Küba tıp alanında da aynı süreç içinde atılım yaptı. Aşı ve temel ilaçlarının hemen tamamını kendisi üretir ve hatta ihraç eder kapasiteye ulaştı.
*****
Devrimden beri neredeyse 60 yıl geçti, ama ABD emperyalizmi Küba ile uğraşmaktan vazgeçmedi.
Bunun birkaç nedeni var.
Öncelikle; ABD siyasetinde sosyalizm düşmanlığı belirleyicidir. Emperyalizm sosyalizmi, yok etmek üzere, bütün araçlarla kuşatmalıdır. Dünya emekçilerinin bilinçlenmesini istemez. Alternatif oluşmasına izin vermez. ABD’nin Küba düşmanlığı karakteri gereğidir.
Obama bile, Küba’ya yönelik ablukayı hafifletme kararını aldığında, Küba demokrasisiyle ilgili saçma sapan laflar söylemekten, Küba’yı insan haklarına saygılı olmaya davet etmekten geri durmuyordu.

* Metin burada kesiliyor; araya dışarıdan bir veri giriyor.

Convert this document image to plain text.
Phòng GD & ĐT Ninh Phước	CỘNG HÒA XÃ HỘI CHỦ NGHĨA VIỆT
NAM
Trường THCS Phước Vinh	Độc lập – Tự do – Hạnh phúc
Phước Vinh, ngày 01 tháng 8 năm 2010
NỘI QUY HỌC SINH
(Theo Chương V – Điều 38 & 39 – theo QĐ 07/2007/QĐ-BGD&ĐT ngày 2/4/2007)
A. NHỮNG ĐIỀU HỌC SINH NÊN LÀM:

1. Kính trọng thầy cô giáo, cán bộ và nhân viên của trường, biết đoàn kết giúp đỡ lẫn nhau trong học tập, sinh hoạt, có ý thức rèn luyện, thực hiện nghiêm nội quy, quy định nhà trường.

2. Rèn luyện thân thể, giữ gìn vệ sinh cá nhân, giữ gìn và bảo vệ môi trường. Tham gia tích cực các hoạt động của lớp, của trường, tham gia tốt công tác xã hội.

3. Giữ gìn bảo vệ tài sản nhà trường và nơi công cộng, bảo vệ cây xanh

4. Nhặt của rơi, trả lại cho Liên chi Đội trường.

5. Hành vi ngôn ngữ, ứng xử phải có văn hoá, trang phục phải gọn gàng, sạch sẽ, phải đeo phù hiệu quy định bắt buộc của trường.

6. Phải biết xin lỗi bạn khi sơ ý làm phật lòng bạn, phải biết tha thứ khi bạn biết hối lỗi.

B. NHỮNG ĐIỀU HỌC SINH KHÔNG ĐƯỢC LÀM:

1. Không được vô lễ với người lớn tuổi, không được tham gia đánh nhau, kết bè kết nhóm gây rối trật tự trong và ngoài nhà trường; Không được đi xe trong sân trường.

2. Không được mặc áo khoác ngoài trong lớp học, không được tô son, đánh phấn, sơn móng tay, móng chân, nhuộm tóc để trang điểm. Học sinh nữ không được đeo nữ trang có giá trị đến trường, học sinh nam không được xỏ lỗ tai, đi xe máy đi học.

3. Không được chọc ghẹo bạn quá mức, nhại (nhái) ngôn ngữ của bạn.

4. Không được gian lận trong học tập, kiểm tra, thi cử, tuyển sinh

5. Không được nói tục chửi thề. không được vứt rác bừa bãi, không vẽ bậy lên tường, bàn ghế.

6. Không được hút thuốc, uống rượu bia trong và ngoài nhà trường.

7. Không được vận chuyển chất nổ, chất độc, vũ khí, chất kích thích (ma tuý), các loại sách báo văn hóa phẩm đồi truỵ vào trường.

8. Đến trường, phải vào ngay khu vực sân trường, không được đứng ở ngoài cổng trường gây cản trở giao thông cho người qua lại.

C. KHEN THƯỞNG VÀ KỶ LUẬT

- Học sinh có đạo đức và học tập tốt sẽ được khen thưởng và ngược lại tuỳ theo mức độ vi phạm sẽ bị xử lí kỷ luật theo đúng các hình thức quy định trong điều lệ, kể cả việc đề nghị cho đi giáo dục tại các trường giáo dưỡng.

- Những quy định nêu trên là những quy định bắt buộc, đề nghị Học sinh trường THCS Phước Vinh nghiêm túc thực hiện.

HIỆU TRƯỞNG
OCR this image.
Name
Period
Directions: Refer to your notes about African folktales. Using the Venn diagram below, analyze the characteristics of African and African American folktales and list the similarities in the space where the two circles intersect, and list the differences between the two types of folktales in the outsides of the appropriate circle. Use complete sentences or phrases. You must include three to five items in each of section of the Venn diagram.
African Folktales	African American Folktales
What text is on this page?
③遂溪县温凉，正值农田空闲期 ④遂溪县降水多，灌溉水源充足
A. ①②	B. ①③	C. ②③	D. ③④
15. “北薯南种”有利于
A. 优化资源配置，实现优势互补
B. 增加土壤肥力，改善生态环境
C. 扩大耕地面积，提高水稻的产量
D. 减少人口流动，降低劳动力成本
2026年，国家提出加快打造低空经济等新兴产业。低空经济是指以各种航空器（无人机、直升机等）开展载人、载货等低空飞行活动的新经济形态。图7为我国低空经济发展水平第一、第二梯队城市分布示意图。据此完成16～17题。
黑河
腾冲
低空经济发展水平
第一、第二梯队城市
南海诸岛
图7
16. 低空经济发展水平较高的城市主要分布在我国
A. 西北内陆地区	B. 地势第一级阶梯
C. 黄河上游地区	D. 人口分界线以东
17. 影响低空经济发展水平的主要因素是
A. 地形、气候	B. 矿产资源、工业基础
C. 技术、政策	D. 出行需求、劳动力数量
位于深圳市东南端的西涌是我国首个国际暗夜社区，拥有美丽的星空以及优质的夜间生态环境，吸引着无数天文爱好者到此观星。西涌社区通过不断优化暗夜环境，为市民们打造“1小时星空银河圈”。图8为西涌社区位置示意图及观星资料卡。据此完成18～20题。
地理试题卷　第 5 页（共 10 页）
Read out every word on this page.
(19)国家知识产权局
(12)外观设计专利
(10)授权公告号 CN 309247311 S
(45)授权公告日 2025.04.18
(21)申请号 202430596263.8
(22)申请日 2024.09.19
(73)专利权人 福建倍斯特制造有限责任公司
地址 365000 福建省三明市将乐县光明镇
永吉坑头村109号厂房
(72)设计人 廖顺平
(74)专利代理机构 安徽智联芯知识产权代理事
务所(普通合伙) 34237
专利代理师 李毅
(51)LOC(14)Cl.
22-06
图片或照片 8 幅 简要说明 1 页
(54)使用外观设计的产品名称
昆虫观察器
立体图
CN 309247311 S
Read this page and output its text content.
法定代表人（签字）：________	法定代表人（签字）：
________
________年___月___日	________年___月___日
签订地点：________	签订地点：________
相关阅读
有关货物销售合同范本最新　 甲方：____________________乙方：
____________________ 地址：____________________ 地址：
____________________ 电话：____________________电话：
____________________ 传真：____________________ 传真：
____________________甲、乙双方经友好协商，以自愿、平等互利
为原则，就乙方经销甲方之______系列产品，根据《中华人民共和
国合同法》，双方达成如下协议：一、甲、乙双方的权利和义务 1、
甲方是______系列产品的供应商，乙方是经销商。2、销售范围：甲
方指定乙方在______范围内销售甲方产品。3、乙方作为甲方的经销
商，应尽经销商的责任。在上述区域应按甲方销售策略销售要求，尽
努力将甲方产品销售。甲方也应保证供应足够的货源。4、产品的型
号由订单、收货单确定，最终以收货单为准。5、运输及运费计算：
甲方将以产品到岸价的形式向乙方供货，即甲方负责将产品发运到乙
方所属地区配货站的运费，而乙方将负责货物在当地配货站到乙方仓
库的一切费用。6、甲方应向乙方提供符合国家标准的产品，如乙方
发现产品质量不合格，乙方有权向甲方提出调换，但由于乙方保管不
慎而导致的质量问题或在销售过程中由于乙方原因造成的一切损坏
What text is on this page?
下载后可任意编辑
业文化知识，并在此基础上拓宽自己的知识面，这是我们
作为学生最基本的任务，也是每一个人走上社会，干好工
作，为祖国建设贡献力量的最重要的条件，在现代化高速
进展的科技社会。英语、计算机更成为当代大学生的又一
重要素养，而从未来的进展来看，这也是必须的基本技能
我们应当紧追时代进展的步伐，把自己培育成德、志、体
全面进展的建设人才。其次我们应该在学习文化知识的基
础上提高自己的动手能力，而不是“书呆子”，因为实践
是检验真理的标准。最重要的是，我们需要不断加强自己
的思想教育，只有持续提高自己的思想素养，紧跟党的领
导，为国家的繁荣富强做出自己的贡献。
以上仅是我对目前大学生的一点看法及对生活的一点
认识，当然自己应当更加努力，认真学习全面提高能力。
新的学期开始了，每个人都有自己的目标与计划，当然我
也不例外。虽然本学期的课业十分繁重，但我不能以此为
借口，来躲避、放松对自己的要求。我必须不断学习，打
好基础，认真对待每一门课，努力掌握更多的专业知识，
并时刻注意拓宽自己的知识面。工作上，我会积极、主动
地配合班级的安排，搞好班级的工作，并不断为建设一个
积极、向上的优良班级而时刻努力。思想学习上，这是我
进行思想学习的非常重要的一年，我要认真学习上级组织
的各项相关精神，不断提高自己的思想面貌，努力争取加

Diğer bir neden, ABD ile nüfus, yüz ölçümü, ekonomik kapasite bakımından kıyaslanamayacak derecede küçük olan Küba’nın, hemen her konuda büyük başarılar sergiliyor oluşudur. Sağlık, eğitim, çevre, sürdürülebilir kalkınma, insan hakları…. Bu alanların tamamında Küba ABD’den çok çok açık ara öndedir ve tüm dünyaya örnek oluşturur.
Bir de daha devrimin beşinci ayında (Mayıs 1959) Küba hükümetinin Amerikan şirketlerinin elindeki latifundiyaları ve şeker fabrikalarını millileştirme kararı var tabi ki. Canları çok yanmıştı.
Kısacası ABD insana düşman olduğu için sosyalizme ve Küba’ya düşmandır.
Trump’ın ablukanın yeniden sıkılaştırılması yönünde aldığı karar Küba’yı zor duruma sokabilir şüphesiz.
Ancak bu yeni durum Küba’yı ve sosyalizmi dünya halkları gözünde meşrulaştırmaktan ve ABD’nin zaten çok kötü olan sicilini daha da karartmaktan başka bir işe yaramaz.
*****
Küba başarır. Sosyalizm başarır.
Bu boş bir laf ve hamaset değildir. Zira Küba bunu defalarca kanıtladı.
Ama “Küba başarır” demek, aynı zamanda dünyanın her yerinde sosyalizm mücadelesini yükseltmeye söz vermek demektir.
Küba şimdi yeniden bütün komünistleri sorumluluğa çağırıyor.